Next Generation Corporation

A catalyst for Cranmore Foundation’s work was the challenge that one CEO posed for himself and his company.

How can we create the next generation corporation?

His energy-intensive Fortune 500 company has large-scale initiatives in CSR and in CO2 reduction. Although absolutely necessary he thought they barely scratched the surface and was looking for new thinking that could redefine the meaning of a successful multinational. The requirement – get better at what we do, but reach beyond short-term profit and aim for new design criteria where every process and action solves or contributes to the solution of systemic problems — problems directly related to company performance, but also to the greater environment the company operates in. It would also mean that this ‘next-generation corporation’ would not only diminish economic, social and ecological challenges, but would do it in way that added value and inspiration to each of these fields.

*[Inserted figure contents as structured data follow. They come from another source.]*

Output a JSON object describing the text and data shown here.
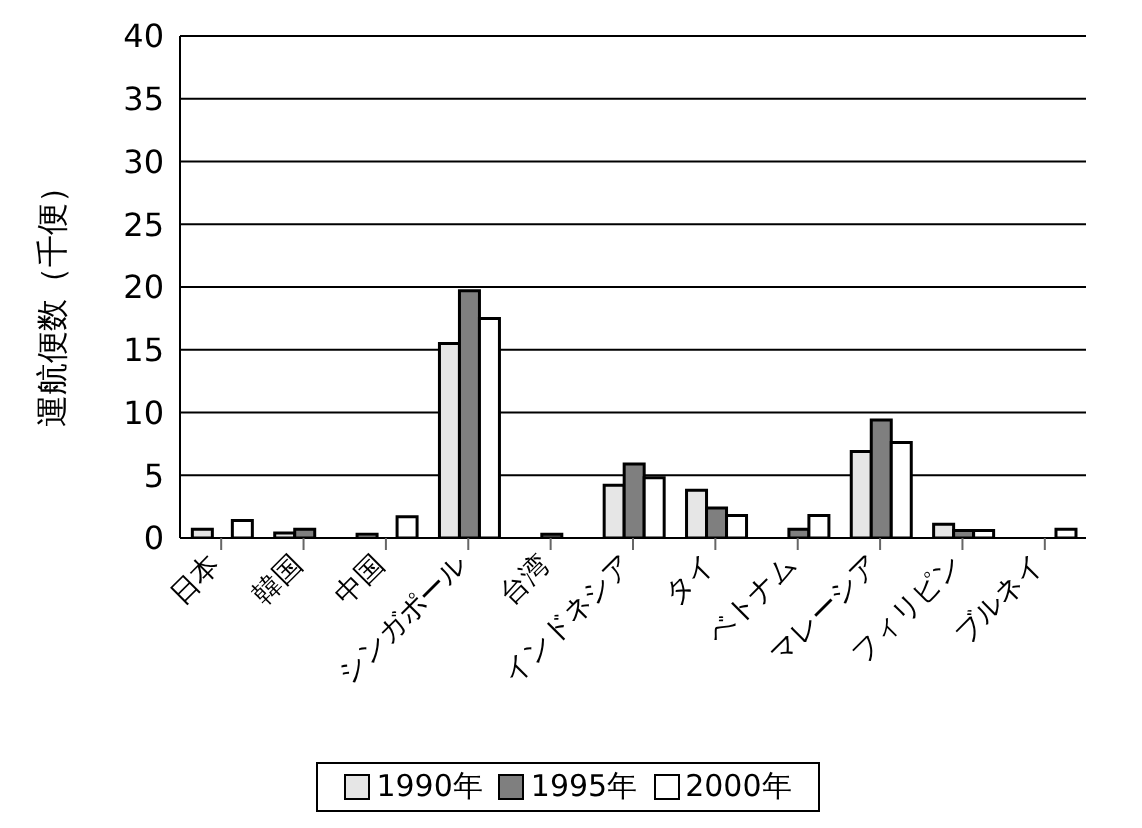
{
  "chart_data": {
    "type": "bar",
    "ylabel": "運航便数（千便）",
    "categories": [
      "日本",
      "韓国",
      "中国",
      "シンガポール",
      "台湾",
      "インドネシア",
      "タイ",
      "ベトナム",
      "マレーシア",
      "フィリピン",
      "ブルネイ"
    ],
    "series": [
      {
        "name": "1990年",
        "color": "#e6e6e6",
        "values": [
          0.7,
          0.4,
          0.3,
          15.5,
          null,
          4.2,
          3.8,
          null,
          6.9,
          1.1,
          null
        ]
      },
      {
        "name": "1995年",
        "color": "#7f7f7f",
        "values": [
          null,
          0.7,
          null,
          19.7,
          0.3,
          5.9,
          2.4,
          0.7,
          9.4,
          0.6,
          null
        ]
      },
      {
        "name": "2000年",
        "color": "#ffffff",
        "values": [
          1.4,
          null,
          1.7,
          17.5,
          null,
          4.8,
          1.8,
          1.8,
          7.6,
          0.6,
          0.7
        ]
      }
    ],
    "ylim": [
      0,
      40
    ],
    "yticks": [
      0,
      5,
      10,
      15,
      20,
      25,
      30,
      35,
      40
    ],
    "grid": "y",
    "legend": "bottom"
  }
}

At first glance, such an endeavour seems implausible and to many even dangerously unrealistic — especially to company shareholders. But similar ‘unrealistic projects’ have been successful by applying new regenerative design principles – such as the Cradle-to-Cradle methods of production.

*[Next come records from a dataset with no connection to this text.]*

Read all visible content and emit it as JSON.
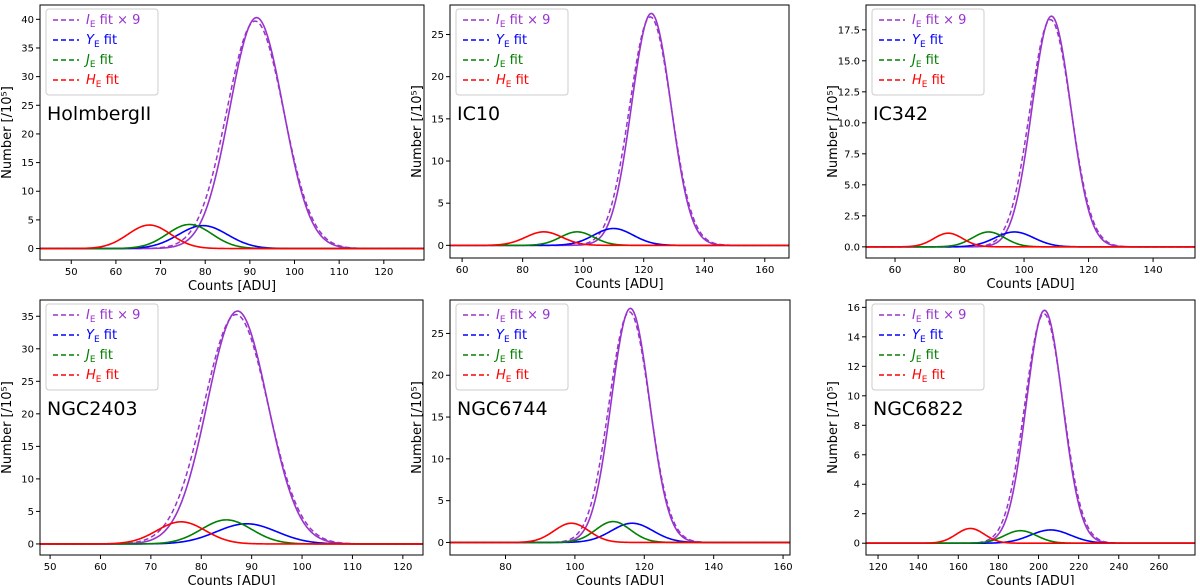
{
  "legend_labels": {
    "ie": {
      "sym": "I",
      "sub": "E",
      "txt": " fit × 9"
    },
    "ye": {
      "sym": "Y",
      "sub": "E",
      "txt": " fit"
    },
    "je": {
      "sym": "J",
      "sub": "E",
      "txt": " fit"
    },
    "he": {
      "sym": "H",
      "sub": "E",
      "txt": " fit"
    }
  },
  "colors": {
    "ie": "#9933cc",
    "ye": "#0000ff",
    "je": "#008000",
    "he": "#ff0000"
  },
  "chart_data": [
    {
      "type": "line",
      "title": "HolmbergII",
      "xlabel": "Counts [ADU]",
      "ylabel": "Number [/10⁵]",
      "xlim": [
        43,
        129
      ],
      "ylim": [
        -2,
        42.5
      ],
      "xticks": [
        50,
        60,
        70,
        80,
        90,
        100,
        110,
        120
      ],
      "yticks": [
        0,
        5,
        10,
        15,
        20,
        25,
        30,
        35,
        40
      ],
      "ytick_labels": [
        "0",
        "5",
        "10",
        "15",
        "20",
        "25",
        "30",
        "35",
        "40"
      ],
      "series": [
        {
          "name": "I_E fit × 9",
          "key": "ie",
          "peak": 40.3,
          "center": 91.5,
          "sigma": 6.0
        },
        {
          "name": "Y_E fit",
          "key": "ye",
          "peak": 4.0,
          "center": 79.5,
          "sigma": 5.5
        },
        {
          "name": "J_E fit",
          "key": "je",
          "peak": 4.2,
          "center": 76.5,
          "sigma": 5.0
        },
        {
          "name": "H_E fit",
          "key": "he",
          "peak": 4.1,
          "center": 67.5,
          "sigma": 4.8
        }
      ]
    },
    {
      "type": "line",
      "title": "IC10",
      "xlabel": "Counts [ADU]",
      "ylabel": "Number [/10⁵]",
      "xlim": [
        56,
        168
      ],
      "ylim": [
        -1.5,
        28.5
      ],
      "xticks": [
        60,
        80,
        100,
        120,
        140,
        160
      ],
      "yticks": [
        0,
        5,
        10,
        15,
        20,
        25
      ],
      "ytick_labels": [
        "0",
        "5",
        "10",
        "15",
        "20",
        "25"
      ],
      "series": [
        {
          "name": "I_E fit × 9",
          "key": "ie",
          "peak": 27.5,
          "center": 122.5,
          "sigma": 6.5
        },
        {
          "name": "Y_E fit",
          "key": "ye",
          "peak": 2.0,
          "center": 110,
          "sigma": 6.5
        },
        {
          "name": "J_E fit",
          "key": "je",
          "peak": 1.6,
          "center": 98,
          "sigma": 5.5
        },
        {
          "name": "H_E fit",
          "key": "he",
          "peak": 1.6,
          "center": 87,
          "sigma": 6.0
        }
      ]
    },
    {
      "type": "line",
      "title": "IC342",
      "xlabel": "Counts [ADU]",
      "ylabel": "Number [/10⁵]",
      "xlim": [
        51,
        153
      ],
      "ylim": [
        -0.9,
        19.5
      ],
      "xticks": [
        60,
        80,
        100,
        120,
        140
      ],
      "yticks": [
        0,
        2.5,
        5,
        7.5,
        10,
        12.5,
        15,
        17.5
      ],
      "ytick_labels": [
        "0.0",
        "2.5",
        "5.0",
        "7.5",
        "10.0",
        "12.5",
        "15.0",
        "17.5"
      ],
      "series": [
        {
          "name": "I_E fit × 9",
          "key": "ie",
          "peak": 18.6,
          "center": 108.5,
          "sigma": 6.0
        },
        {
          "name": "Y_E fit",
          "key": "ye",
          "peak": 1.2,
          "center": 97,
          "sigma": 6.0
        },
        {
          "name": "J_E fit",
          "key": "je",
          "peak": 1.2,
          "center": 89,
          "sigma": 5.0
        },
        {
          "name": "H_E fit",
          "key": "he",
          "peak": 1.1,
          "center": 76.5,
          "sigma": 4.5
        }
      ]
    },
    {
      "type": "line",
      "title": "NGC2403",
      "xlabel": "Counts [ADU]",
      "ylabel": "Number [/10⁵]",
      "xlim": [
        48,
        124
      ],
      "ylim": [
        -1.7,
        37.5
      ],
      "xticks": [
        50,
        60,
        70,
        80,
        90,
        100,
        110,
        120
      ],
      "yticks": [
        0,
        5,
        10,
        15,
        20,
        25,
        30,
        35
      ],
      "ytick_labels": [
        "0",
        "5",
        "10",
        "15",
        "20",
        "25",
        "30",
        "35"
      ],
      "series": [
        {
          "name": "I_E fit × 9",
          "key": "ie",
          "peak": 35.8,
          "center": 87.2,
          "sigma": 6.0
        },
        {
          "name": "Y_E fit",
          "key": "ye",
          "peak": 3.1,
          "center": 89,
          "sigma": 6.0
        },
        {
          "name": "J_E fit",
          "key": "je",
          "peak": 3.7,
          "center": 85,
          "sigma": 5.0
        },
        {
          "name": "H_E fit",
          "key": "he",
          "peak": 3.4,
          "center": 76,
          "sigma": 4.8
        }
      ]
    },
    {
      "type": "line",
      "title": "NGC6744",
      "xlabel": "Counts [ADU]",
      "ylabel": "Number [/10⁵]",
      "xlim": [
        64,
        162
      ],
      "ylim": [
        -1.5,
        29
      ],
      "xticks": [
        80,
        100,
        120,
        140,
        160
      ],
      "yticks": [
        0,
        5,
        10,
        15,
        20,
        25
      ],
      "ytick_labels": [
        "0",
        "5",
        "10",
        "15",
        "20",
        "25"
      ],
      "series": [
        {
          "name": "I_E fit × 9",
          "key": "ie",
          "peak": 28.0,
          "center": 116,
          "sigma": 5.5
        },
        {
          "name": "Y_E fit",
          "key": "ye",
          "peak": 2.3,
          "center": 116.5,
          "sigma": 6.0
        },
        {
          "name": "J_E fit",
          "key": "je",
          "peak": 2.5,
          "center": 111,
          "sigma": 5.0
        },
        {
          "name": "H_E fit",
          "key": "he",
          "peak": 2.3,
          "center": 99,
          "sigma": 5.0
        }
      ]
    },
    {
      "type": "line",
      "title": "NGC6822",
      "xlabel": "Counts [ADU]",
      "ylabel": "Number [/10⁵]",
      "xlim": [
        114,
        278
      ],
      "ylim": [
        -0.8,
        16.5
      ],
      "xticks": [
        120,
        140,
        160,
        180,
        200,
        220,
        240,
        260
      ],
      "yticks": [
        0,
        2,
        4,
        6,
        8,
        10,
        12,
        14,
        16
      ],
      "ytick_labels": [
        "0",
        "2",
        "4",
        "6",
        "8",
        "10",
        "12",
        "14",
        "16"
      ],
      "series": [
        {
          "name": "I_E fit × 9",
          "key": "ie",
          "peak": 15.8,
          "center": 203,
          "sigma": 9.0
        },
        {
          "name": "Y_E fit",
          "key": "ye",
          "peak": 0.9,
          "center": 206,
          "sigma": 10.0
        },
        {
          "name": "J_E fit",
          "key": "je",
          "peak": 0.85,
          "center": 191,
          "sigma": 8.0
        },
        {
          "name": "H_E fit",
          "key": "he",
          "peak": 1.0,
          "center": 166,
          "sigma": 7.0
        }
      ]
    }
  ]
}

Cranmore Foundation hopes to contribute to an understanding of how to create the next-generation corporation through the discovery of design principles that foster sustainability. Its work is based on the premise that regenerative design principles exist in Nature and that a closer look at these will provide new solutions for pressing problems.

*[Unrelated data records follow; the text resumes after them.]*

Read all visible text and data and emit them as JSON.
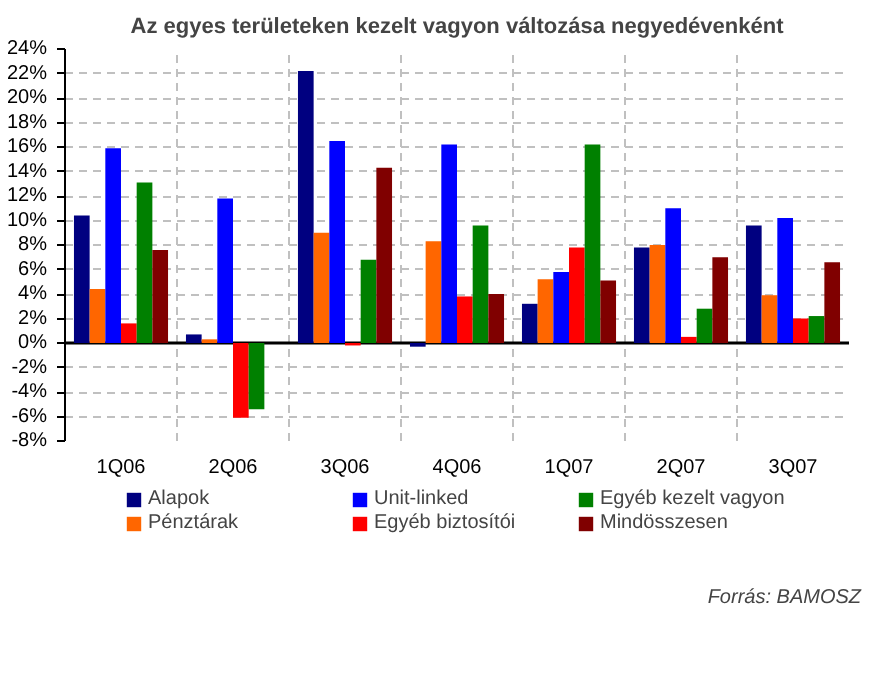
{
  "chart_data": {
    "type": "bar",
    "title": "Az egyes területeken kezelt vagyon változása negyedévenként",
    "categories": [
      "1Q06",
      "2Q06",
      "3Q06",
      "4Q06",
      "1Q07",
      "2Q07",
      "3Q07"
    ],
    "series": [
      {
        "name": "Alapok",
        "color": "#000080",
        "values": [
          10.4,
          0.7,
          22.2,
          -0.3,
          3.2,
          7.8,
          9.6
        ]
      },
      {
        "name": "Pénztárak",
        "color": "#ff6600",
        "values": [
          4.4,
          0.3,
          9.0,
          8.3,
          5.2,
          8.0,
          3.9
        ]
      },
      {
        "name": "Unit-linked",
        "color": "#0000ff",
        "values": [
          15.9,
          11.8,
          16.5,
          16.2,
          5.8,
          11.0,
          10.2
        ]
      },
      {
        "name": "Egyéb biztosítói",
        "color": "#ff0000",
        "values": [
          1.6,
          -6.1,
          -0.2,
          3.8,
          7.8,
          0.5,
          2.0
        ]
      },
      {
        "name": "Egyéb kezelt vagyon",
        "color": "#008000",
        "values": [
          13.1,
          -5.4,
          6.8,
          9.6,
          16.2,
          2.8,
          2.2
        ]
      },
      {
        "name": "Mindösszesen",
        "color": "#800000",
        "values": [
          7.6,
          null,
          14.3,
          4.0,
          5.1,
          7.0,
          6.6
        ]
      }
    ],
    "ylim": [
      -8,
      24
    ],
    "yticks": [
      {
        "value": -8,
        "label": "-8%"
      },
      {
        "value": -6,
        "label": "-6%"
      },
      {
        "value": -4,
        "label": "-4%"
      },
      {
        "value": -2,
        "label": "-2%"
      },
      {
        "value": 0,
        "label": "0%"
      },
      {
        "value": 2,
        "label": "2%"
      },
      {
        "value": 4,
        "label": "4%"
      },
      {
        "value": 6,
        "label": "6%"
      },
      {
        "value": 8,
        "label": "8%"
      },
      {
        "value": 10,
        "label": "10%"
      },
      {
        "value": 12,
        "label": "12%"
      },
      {
        "value": 14,
        "label": "14%"
      },
      {
        "value": 16,
        "label": "16%"
      },
      {
        "value": 18,
        "label": "18%"
      },
      {
        "value": 20,
        "label": "20%"
      },
      {
        "value": 22,
        "label": "22%"
      },
      {
        "value": 24,
        "label": "24%"
      }
    ],
    "grid": true,
    "legend": "bottom",
    "annotations": [
      "Forrás: BAMOSZ"
    ]
  }
}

The starting point for the Foundation’s research is a new and possibly unexpected resource: the world’s wisdom traditions. Cranmore Foundation approaches wisdom traditions, not in a religious sense, but as the secular study of a storehouse of sensible knowledge about the way things work and ought to work. From this perspective these traditions can be seen as repositories of wisdom based on human experience acquired over aeons. Many of them identify and describe principles that can be observed operating in everything — principles that outline the best way to operate on a personal, organisational, national and global level.

For centuries wisdom knowledge was only available in monasteries or at royal courts, whereas now, most of these texts are readily available in book stores and on the internet. Nevertheless, there is a tendency to still regard them as religious or moral codes and it is only in the last twenty-five years that wisdom and how its acquired has attracted the attention of science, philosophy and academia. In mainstream culture wisdom ideas have recently struck a cord with business-people, for instance The Art of War by the Chinese author Sun Tzu, or ancient India’s Bhagavad-Gita. The challenge is whether we can unlock the real value of this knowledge, distilling functional design principles that have application for corporations, organisations and governments – allowing them to successfully reach their goals while at the same time avoiding the destructive side effects that often accompany their actions.